I don’t want to detract from the research achievement of Species Analyst. Many people propose architectures to increase interoperability for biodiversity data but few engage in the technical difficulties of actual implementation. Still, interoperability can be limited more by social hurdles than by technical obstacles.

  1. Hannah says:

    I wonder if they’ll eventually have compulsory datasharing, so instead of volunteering one’s computer over to
    Species Analyst, you’ll be required to and in return you can use the internet. You know how they are slapping on
    extra taxes for technology to recover damage to the environment, this could also be a nonmonetary cost of using the technology.

  2. Liam says:

    It strikes me this would be somewhere a semi-intelligent agent, either in software, hardware, or some combination thereof to help convert and input data from one medium or format to another would be very useful. It seems that no one is willing to finance the leg work that would be required to manually transform the data. Financing a tool that anyone could run to transform and submit local datato a central database seems like it would be an effective means of overcoming some of the difficulties.

    It would some logical that when trying to convert large amounts of data into a new format, convenient and automated tools to convert the old formats to the new would be among the first things released. Even for the physical cataloguing, it seems like it’s a very repetitive, fairly basic task which would be an excellent candidate for automation.

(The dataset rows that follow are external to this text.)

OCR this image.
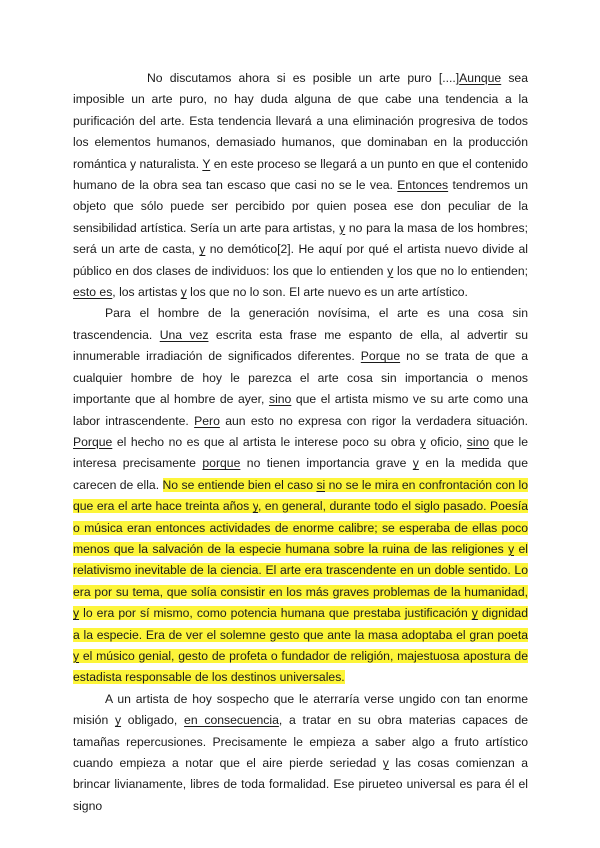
No discutamos ahora si es posible un arte puro [....]Aunque sea imposible un arte puro, no hay duda alguna de que cabe una tendencia a la purificación del arte. Esta tendencia llevará a una eliminación progresiva de todos los elementos humanos, demasiado humanos, que dominaban en la producción romántica y naturalista. Y en este proceso se llegará a un punto en que el contenido humano de la obra sea tan escaso que casi no se le vea. Entonces tendremos un objeto que sólo puede ser percibido por quien posea ese don peculiar de la sensibilidad artística. Sería un arte para artistas, y no para la masa de los hombres; será un arte de casta, y no demótico[2]. He aquí por qué el artista nuevo divide al público en dos clases de individuos: los que lo entienden y los que no lo entienden; esto es, los artistas y los que no lo son. El arte nuevo es un arte artístico.

Para el hombre de la generación novísima, el arte es una cosa sin trascendencia. Una vez escrita esta frase me espanto de ella, al advertir su innumerable irradiación de significados diferentes. Porque no se trata de que a cualquier hombre de hoy le parezca el arte cosa sin importancia o menos importante que al hombre de ayer, sino que el artista mismo ve su arte como una labor intrascendente. Pero aun esto no expresa con rigor la verdadera situación. Porque el hecho no es que al artista le interese poco su obra y oficio, sino que le interesa precisamente porque no tienen importancia grave y en la medida que carecen de ella. No se entiende bien el caso si no se le mira en confrontación con lo que era el arte hace treinta años y, en general, durante todo el siglo pasado. Poesía o música eran entonces actividades de enorme calibre; se esperaba de ellas poco menos que la salvación de la especie humana sobre la ruina de las religiones y el relativismo inevitable de la ciencia. El arte era trascendente en un doble sentido. Lo era por su tema, que solía consistir en los más graves problemas de la humanidad, y lo era por sí mismo, como potencia humana que prestaba justificación y dignidad a la especie. Era de ver el solemne gesto que ante la masa adoptaba el gran poeta y el músico genial, gesto de profeta o fundador de religión, majestuosa apostura de estadista responsable de los destinos universales.

A un artista de hoy sospecho que le aterraría verse ungido con tan enorme misión y obligado, en consecuencia, a tratar en su obra materias capaces de tamañas repercusiones. Precisamente le empieza a saber algo a fruto artístico cuando empieza a notar que el aire pierde seriedad y las cosas comienzan a brincar livianamente, libres de toda formalidad. Ese pirueteo universal es para él el signo
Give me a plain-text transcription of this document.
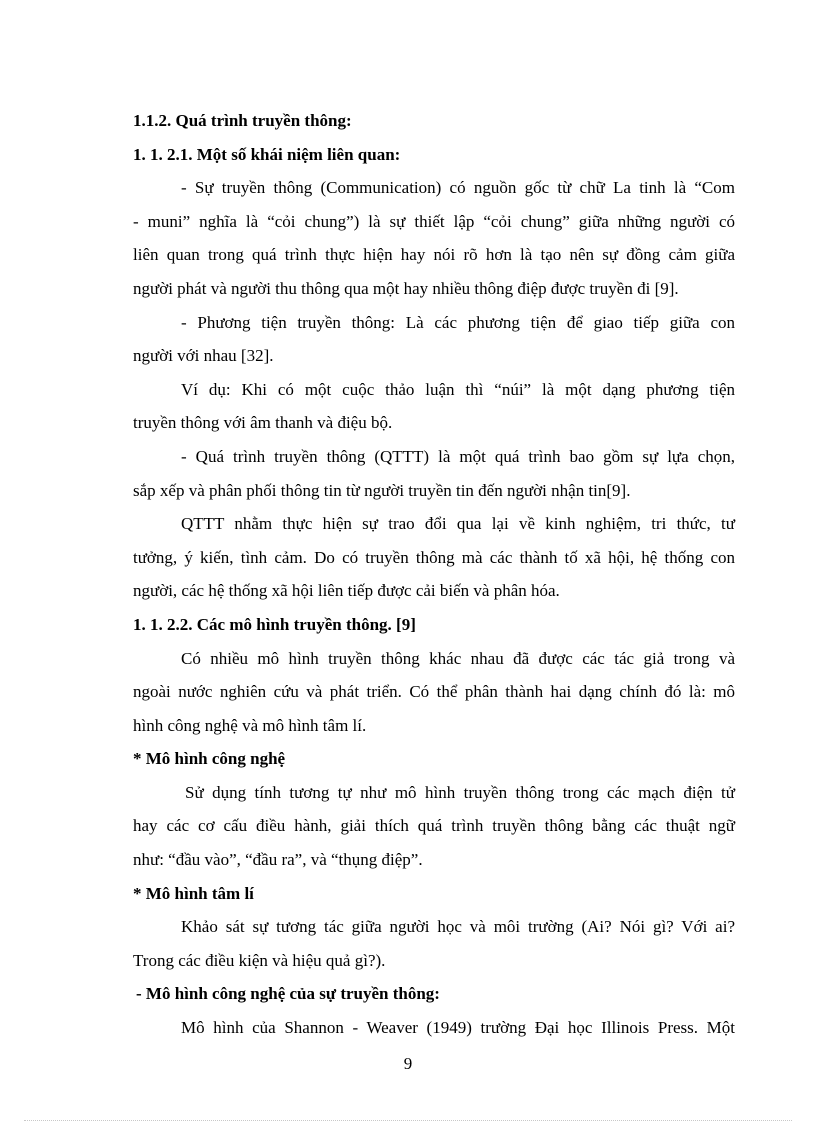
1.1.2. Quá trình truyền thông:
1. 1. 2.1. Một số khái niệm liên quan:
- Sự truyền thông (Communication) có nguồn gốc từ chữ La tinh là “Com
- muni” nghĩa là “cỏi chung”) là sự thiết lập “cỏi chung” giữa những người có
liên quan trong quá trình thực hiện hay nói rõ hơn là tạo nên sự đồng cảm giữa
người phát và người thu thông qua một hay nhiều thông điệp được truyền đi [9].
- Phương tiện truyền thông: Là các phương tiện để giao tiếp giữa con
người với nhau [32].
Ví dụ: Khi có một cuộc thảo luận thì “núi” là một dạng phương tiện
truyền thông với âm thanh và điệu bộ.
- Quá trình truyền thông (QTTT) là một quá trình bao gồm sự lựa chọn,
sắp xếp và phân phối thông tin từ người truyền tin đến người nhận tin[9].
QTTT nhằm thực hiện sự trao đổi qua lại về kinh nghiệm, tri thức, tư
tưởng, ý kiến, tình cảm. Do có truyền thông mà các thành tố xã hội, hệ thống con
người, các hệ thống xã hội liên tiếp được cải biến và phân hóa.
1. 1. 2.2. Các mô hình truyền thông. [9]
Có nhiều mô hình truyền thông khác nhau đã được các tác giả trong và
ngoài nước nghiên cứu và phát triển. Có thể phân thành hai dạng chính đó là: mô
hình công nghệ và mô hình tâm lí.
* Mô hình công nghệ
Sử dụng tính tương tự như mô hình truyền thông trong các mạch điện tử
hay các cơ cấu điều hành, giải thích quá trình truyền thông bằng các thuật ngữ
như: “đầu vào”, “đầu ra”, và “thụng điệp”.
* Mô hình tâm lí
Khảo sát sự tương tác giữa người học và môi trường (Ai? Nói gì? Với ai?
Trong các điều kiện và hiệu quả gì?).
- Mô hình công nghệ của sự truyền thông:
Mô hình của Shannon - Weaver (1949) trường Đại học Illinois Press. Một
9
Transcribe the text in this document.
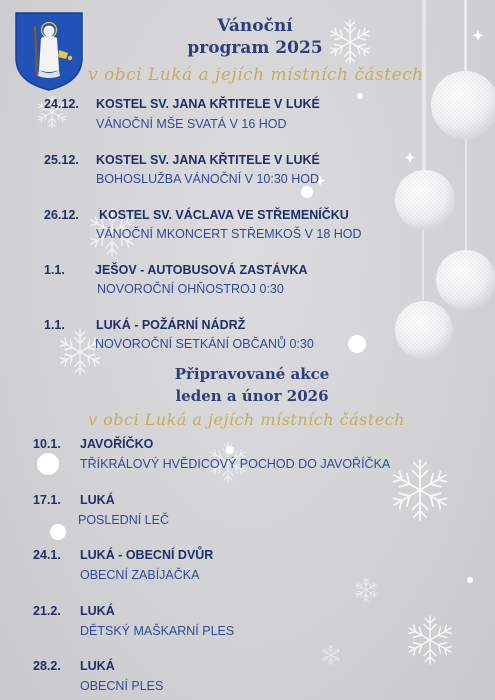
Vánoční
program 2025
v obci Luká a jejích místních částech
24.12. KOSTEL SV. JANA KŘTITELE V LUKÉ
VÁNOČNÍ MŠE SVATÁ V 16 HOD
25.12. KOSTEL SV. JANA KŘTITELE V LUKÉ
BOHOSLUŽBA VÁNOČNÍ V 10:30 HOD
26.12. KOSTEL SV. VÁCLAVA VE STŘEMENÍČKU
VÁNOČNÍ MKONCERT STŘEMKOŠ V 18 HOD
1.1. JEŠOV - AUTOBUSOVÁ ZASTÁVKA
NOVOROČNÍ OHŇOSTROJ 0:30
1.1. LUKÁ - POŽÁRNÍ NÁDRŽ
NOVOROČNÍ SETKÁNÍ OBČANŮ 0:30
Připravované akce
leden a únor 2026
v obci Luká a jejích místních částech
10.1. JAVOŘÍČKO
TŘÍKRÁLOVÝ HVĚDICOVÝ POCHOD DO JAVOŘÍČKA
17.1. LUKÁ
POSLEDNÍ LEČ
24.1. LUKÁ - OBECNÍ DVŮR
OBECNÍ ZABÍJAČKA
21.2. LUKÁ
DĚTSKÝ MAŠKARNÍ PLES
28.2. LUKÁ
OBECNÍ PLES
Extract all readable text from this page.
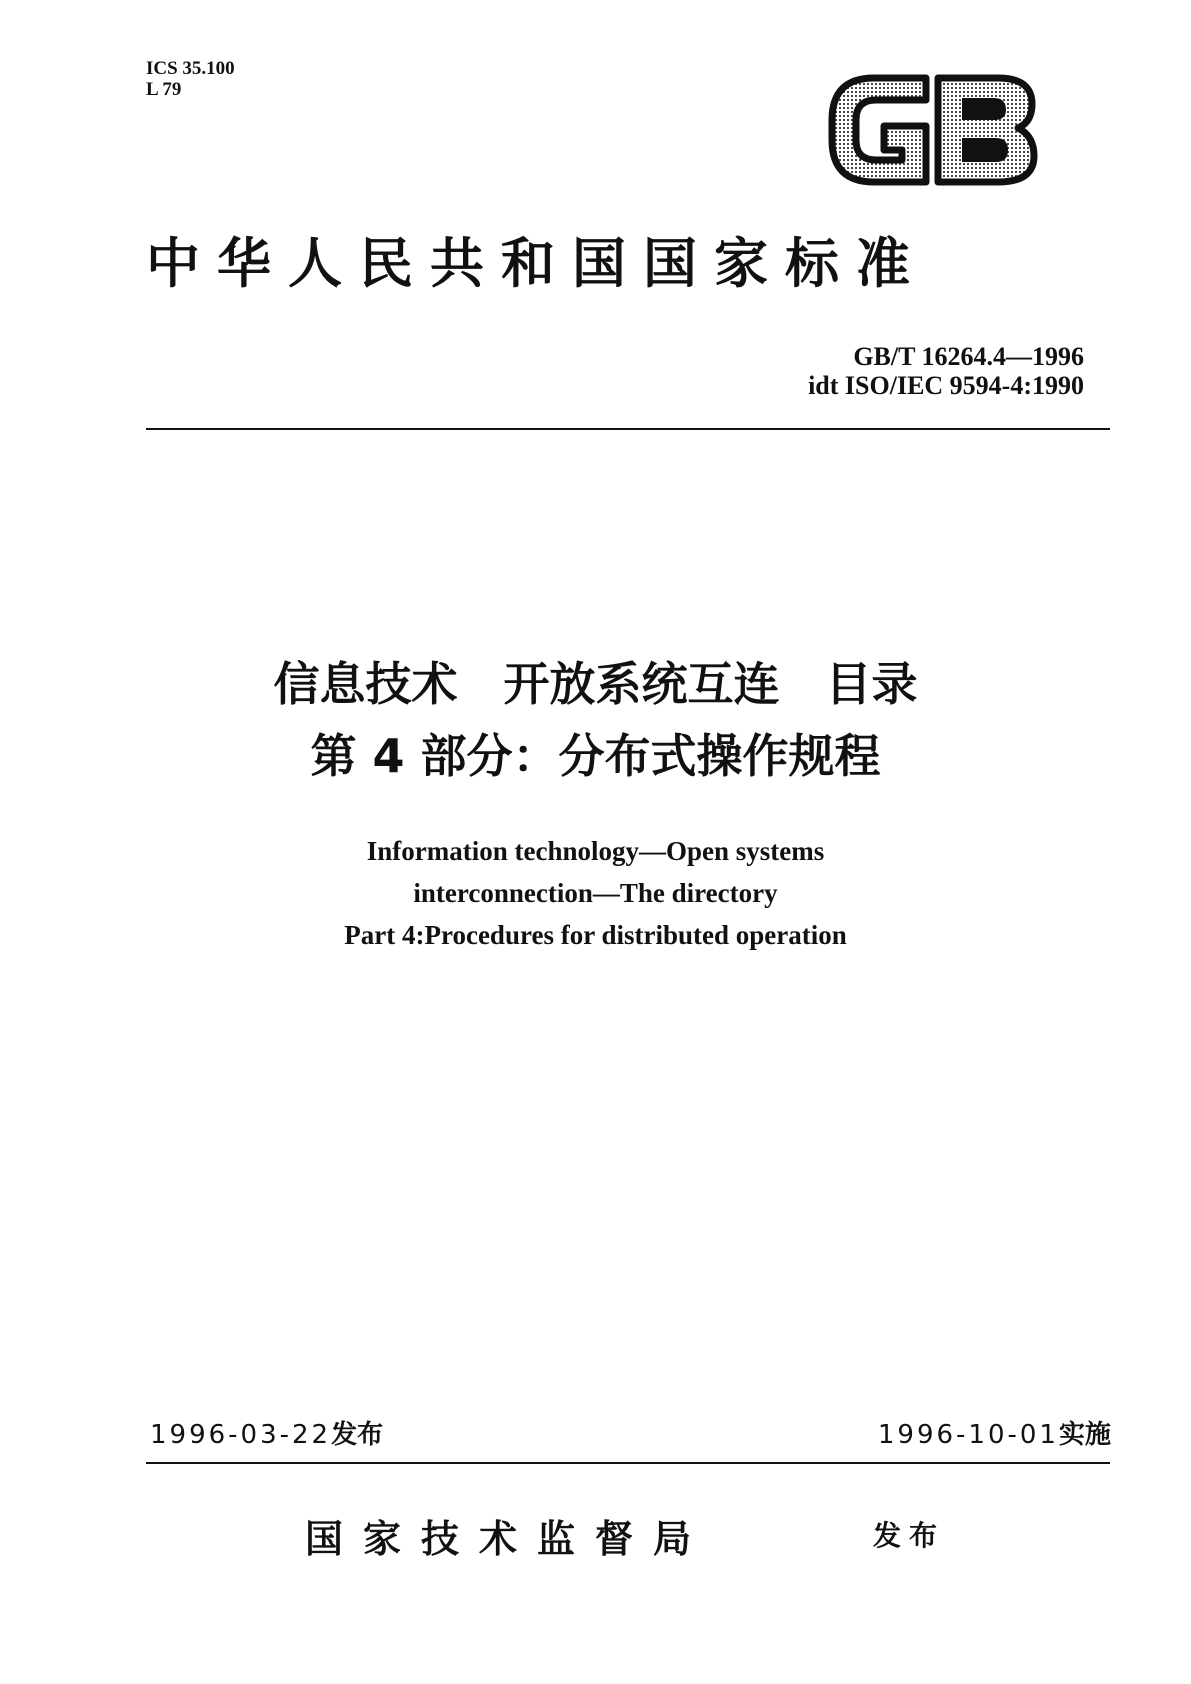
ICS 35.100
L 79
中华人民共和国国家标准
GB/T 16264.4—1996
idt ISO/IEC 9594-4:1990
信息技术　开放系统互连　目录
第 4 部分：分布式操作规程
Information technology—Open systems
interconnection—The directory
Part 4:Procedures for distributed operation
1996-03-22发布	1996-10-01实施
国家技术监督局	发布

    Of course, I’ll some huge fraction of the worlds electronic data is stored in Excel spreadsheets rather than in an actual database, so I suppose I am getting the cart before the horse.

  3. Bruce Miller says:

    Species analyst is certainly interesting but the ephemeral nature of web sites precluded linking to this as the site was often down and not available to search key museum data. When the sytem was first posted by KU it was great, but now either the links are dead or the functionality no longer works.
    Short lived but useful concept.